Ninguém sabia muito bem o que esperar de Língua Franca. O grupo formado pelos brasileiros Rael, Emicida, e pelos portugueses Capicua e Valete, apresentava o seu disco no SBSR, e para os receber víamos uma multidão de fãs ansiosos. É certo que a atuação foi a largos espaços apenas a soma das partes: Capicua a interpretar sozinha em palco Vayorken e Maria Capaz, o mesmo com Valete e o seu Rap Consciente – com Slow J a #dartudo no meio do público. Vários momentos em que permaneciam em palco apenas os Rapper Brasileiros levaram-nos a questionar que resultado daria aquela equação. No entanto, se isso poderia parecer um handicap, a realidade é que o público manteve-se interessado e interactivo do primeiro ao último momento. As mensagens foram certeiras e a presença de Valete – um verdadeiro iconoclasta – orientou as retinas naquele palco. Depois de afirmarem que “tudo começa com a porra de um sonho”, atiram-se à incrível Ela, sendo perceptível um genuína felicidade no quarteto lusófono. Saímos dali de barriga cheia, mas em breve veremos de que material é feito os pés deste gigante.
O entusiasmo com Future era generalizado, e queríamos muito perceber se o hype era justificável. Temos ouvido imenso nas última semanas, mas não tinha entrado. Não foi por falta de insistência, acreditem.

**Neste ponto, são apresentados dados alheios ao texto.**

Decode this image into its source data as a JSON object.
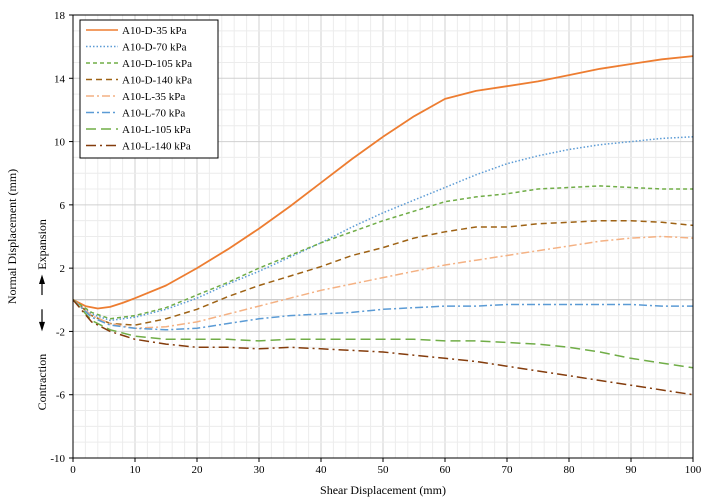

Talvez ao vivo perceberemos a cena deles, pensamos. O Meo Arena estava uma sombra do dia anterior, e o som ainda pior. Apesar de nas bancadas nem sempre serem perceptíveis as letras das musicas, distinguimos temas como Super Trapper ou Jumpman, em que a plateia se dividia entre entusiasmo e amiúdes conversas. O auto-tune foi uma presença constante, poderá parecer estranho mas oferece um tom interessante aos momentos em que conseguimos distinguir a voz de Nayvadius. O concerto terminou com Mask Off e não houve direito a encore: uns quase choravam, outros agradeceram.
Dizem-nos que o Trap é o novo Rock, mas não acreditamos. O mundo vai-se alterando de forma veloz, e se realmente for este o futuro que nos espera ficaremos para sempre num presente onde Slow J marca um lento mas coerente compasso.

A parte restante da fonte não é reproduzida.